Smoothed Separable Nonnegative Matrix Factorization
Nicolas Nadisic, Nicolas Gillis, Christophe Kervazo
TL;DR
This work strengthens separable NMF by relaxing the pure-pixel assumption to proximate latent points and introducing smoothed variants of two classic algorithms. By aggregating or smoothing data around multiple near-vertex points, SVCA and SSPA achieve improved robustness to noise and enhanced vertex recovery, with SVCA supported by theoretical guarantees analogous to ALLS. Empirically, the smoothed methods outperform VCA, SPA, and ALLS on synthetic data, hyperspectral unmixing, and facial feature extraction, with median aggregation providing robustness to non-Gaussian noise.
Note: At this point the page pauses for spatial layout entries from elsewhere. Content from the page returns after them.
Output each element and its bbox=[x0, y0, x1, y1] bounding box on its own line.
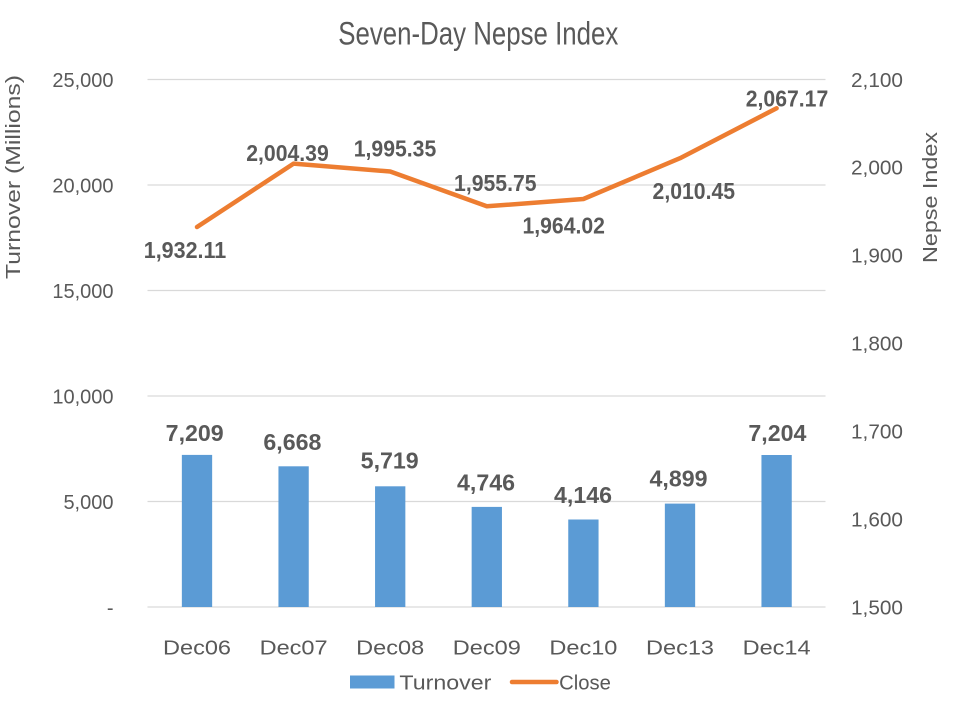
svg-text:25,000: 25,000 bbox=[52, 70, 113, 92]
svg-text:7,209: 7,209 bbox=[166, 420, 224, 446]
svg-text:1,932.11: 1,932.11 bbox=[144, 237, 227, 263]
svg-text:Nepse Index: Nepse Index bbox=[920, 132, 942, 263]
svg-text:Dec13: Dec13 bbox=[646, 638, 714, 660]
svg-text:1,600: 1,600 bbox=[851, 509, 903, 531]
svg-text:1,800: 1,800 bbox=[851, 334, 903, 356]
svg-text:Dec08: Dec08 bbox=[356, 638, 424, 660]
svg-text:Dec09: Dec09 bbox=[453, 638, 521, 660]
svg-text:4,899: 4,899 bbox=[650, 465, 708, 491]
svg-text:2,100: 2,100 bbox=[851, 70, 903, 92]
svg-text:5,000: 5,000 bbox=[63, 492, 113, 514]
svg-text:5,719: 5,719 bbox=[361, 448, 419, 474]
svg-text:1,995.35: 1,995.35 bbox=[354, 136, 437, 162]
svg-text:Turnover: Turnover bbox=[399, 673, 491, 695]
svg-text:2,004.39: 2,004.39 bbox=[246, 140, 329, 166]
svg-text:2,010.45: 2,010.45 bbox=[653, 178, 736, 204]
svg-text:4,746: 4,746 bbox=[457, 469, 515, 495]
svg-text:10,000: 10,000 bbox=[52, 386, 113, 408]
svg-text:Seven-Day Nepse Index: Seven-Day Nepse Index bbox=[338, 16, 618, 52]
svg-text:Dec07: Dec07 bbox=[260, 638, 328, 660]
svg-text:2,067.17: 2,067.17 bbox=[746, 86, 829, 112]
svg-text:1,700: 1,700 bbox=[851, 421, 903, 443]
svg-text:-: - bbox=[107, 597, 114, 619]
svg-text:20,000: 20,000 bbox=[52, 175, 113, 197]
svg-text:1,964.02: 1,964.02 bbox=[522, 213, 605, 239]
svg-text:7,204: 7,204 bbox=[748, 420, 806, 446]
svg-text:6,668: 6,668 bbox=[263, 429, 321, 455]
svg-text:Dec14: Dec14 bbox=[743, 638, 811, 660]
svg-text:Dec10: Dec10 bbox=[549, 638, 617, 660]
svg-text:15,000: 15,000 bbox=[52, 281, 113, 303]
svg-text:2,000: 2,000 bbox=[851, 158, 903, 180]
svg-text:Dec06: Dec06 bbox=[163, 638, 231, 660]
svg-text:1,500: 1,500 bbox=[851, 597, 903, 619]
svg-text:Close: Close bbox=[559, 673, 611, 695]
svg-text:1,955.75: 1,955.75 bbox=[454, 170, 537, 196]
svg-text:4,146: 4,146 bbox=[554, 482, 612, 508]
svg-text:Turnover (Millions): Turnover (Millions) bbox=[3, 75, 25, 279]
svg-text:1,900: 1,900 bbox=[851, 246, 903, 268]
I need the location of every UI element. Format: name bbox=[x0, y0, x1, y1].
Overall, the paper demonstrates that smoothed separable NMF is a practically effective and theoretically grounded approach for convex-hull–based vertex estimation in noisy settings.
Abstract
Given a set of data points belonging to the convex hull of a set of vertices, a key problem in linear algebra, signal processing, data analysis and machine learning is to estimate these vertices in the presence of noise. Many algorithms have been developed under the assumption that there is at least one nearby data point to each vertex; two of the most widely used ones are vertex component analysis (VCA) and the successive projection algorithm (SPA). This assumption is known as the pure-pixel assumption in blind hyperspectral unmixing, and as the separability assumption in nonnegative matrix factorization. More recently, Bhattacharyya and Kannan (ACM-SIAM Symposium on Discrete Algorithms, 2020) proposed an algorithm for learning a latent simplex (ALLS) that relies on the assumption that there is more than one nearby data point to each vertex. In that scenario, ALLS is probalistically more robust to noise than algorithms based on the separability assumption. In this paper, inspired by ALLS, we propose smoothed VCA (SVCA) and smoothed SPA (SSPA) that generalize VCA and SPA by assuming the presence of several nearby data points to each vertex. We illustrate the effectiveness of SVCA and SSPA over VCA, SPA and ALLS on synthetic data sets, on the unmixing of hyperspectral images, and on feature extraction on facial images data sets. In addition, our study highlights new theoretical results for VCA.